If you’re looking for a film with lots of flesh, lots of moaning, and a sprinkling of assorted items of discipline, then the Korean film Lies will send you into raptures. The story centres on a young girl who decides to offer her virginity to a famous artist that she rather fancies, and follows her extensive efforts to complete her sexual education.
There’s more sex than your remote control can cope with, in full and glorious detail. There’s a surfeit of discipline, exacted with a variety of tools, leaving stripy thighs. There’s flesh, groaning, moaning, tangled sheets, and all the usual accompaniments of quality porn, with little of the ridiculously stylised screaming in ecstasy and writhing about common to most porn.
But although the film rises above porn, it never really succeeds as erotica. It probably wasn’t intended to. But it does succeed in being surprisingly dull and unedifying, even for some of the more serious arthouse fare. The characters are poorly defined, and there is little story aside from the sexual exploits which litter the film. To be honest, it’s difficult to care much about either of the main two characters, and their encounters quickly become as dull as a medical textbook (apologies to my friend, who’s a doctor, and who doubtless thinks of medical textbooks as the pinnacle of excitement).

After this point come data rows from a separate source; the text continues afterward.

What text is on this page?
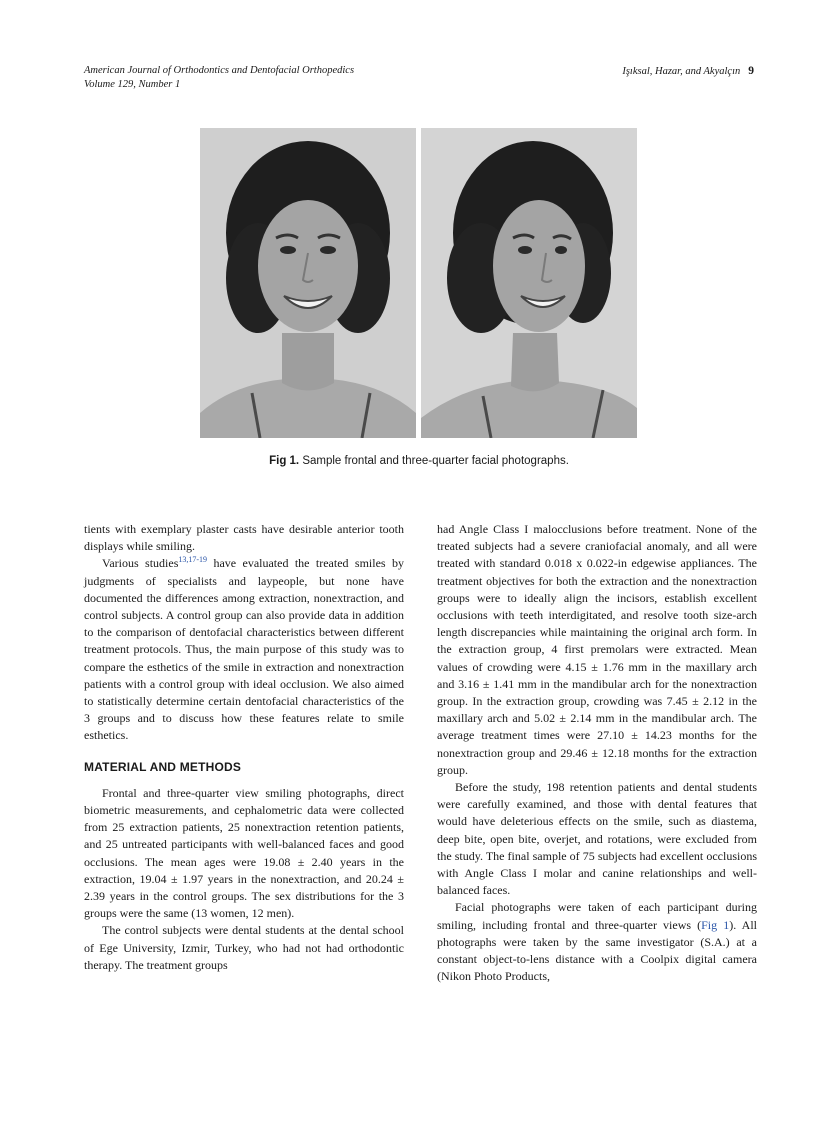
American Journal of Orthodontics and Dentofacial Orthopedics
Volume 129, Number 1
Işıksal, Hazar, and Akyalçın 9
Fig 1. Sample frontal and three-quarter facial photographs.

tients with exemplary plaster casts have desirable anterior tooth displays while smiling.

Various studies$^{13,17-19}$ have evaluated the treated smiles by judgments of specialists and laypeople, but none have documented the differences among extraction, nonextraction, and control subjects. A control group can also provide data in addition to the comparison of dentofacial characteristics between different treatment protocols. Thus, the main purpose of this study was to compare the esthetics of the smile in extraction and nonextraction patients with a control group with ideal occlusion. We also aimed to statistically determine certain dentofacial characteristics of the 3 groups and to discuss how these features relate to smile esthetics.

MATERIAL AND METHODS

Frontal and three-quarter view smiling photographs, direct biometric measurements, and cephalometric data were collected from 25 extraction patients, 25 nonextraction retention patients, and 25 untreated participants with well-balanced faces and good occlusions. The mean ages were 19.08 ± 2.40 years in the extraction, 19.04 ± 1.97 years in the nonextraction, and 20.24 ± 2.39 years in the control groups. The sex distributions for the 3 groups were the same (13 women, 12 men).

The control subjects were dental students at the dental school of Ege University, Izmir, Turkey, who had not had orthodontic therapy. The treatment groups

had Angle Class I malocclusions before treatment. None of the treated subjects had a severe craniofacial anomaly, and all were treated with standard 0.018 x 0.022-in edgewise appliances. The treatment objectives for both the extraction and the nonextraction groups were to ideally align the incisors, establish excellent occlusions with teeth interdigitated, and resolve tooth size-arch length discrepancies while maintaining the original arch form. In the extraction group, 4 first premolars were extracted. Mean values of crowding were 4.15 ± 1.76 mm in the maxillary arch and 3.16 ± 1.41 mm in the mandibular arch for the nonextraction group. In the extraction group, crowding was 7.45 ± 2.12 in the maxillary arch and 5.02 ± 2.14 mm in the mandibular arch. The average treatment times were 27.10 ± 14.23 months for the nonextraction group and 29.46 ± 12.18 months for the extraction group.

Before the study, 198 retention patients and dental students were carefully examined, and those with dental features that would have deleterious effects on the smile, such as diastema, deep bite, open bite, overjet, and rotations, were excluded from the study. The final sample of 75 subjects had excellent occlusions with Angle Class I molar and canine relationships and well-balanced faces.

Facial photographs were taken of each participant during smiling, including frontal and three-quarter views (Fig 1). All photographs were taken by the same investigator (S.A.) at a constant object-to-lens distance with a Coolpix digital camera (Nikon Photo Products,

If it wasn’t for the occasional glimpse of a bit of Korea that I’ve seen in person, I’d have stopped watching out of sheer boredom. As it was, it took me three days to get through this, and quite a trial it was.
However, if all you ask is a succession of bonking scenes involving a young Korean girl and a middle-aged Korean man, then you’ll be delighted. Maybe. If you’re not put off by the interminably slow arthouse pace and lack of story.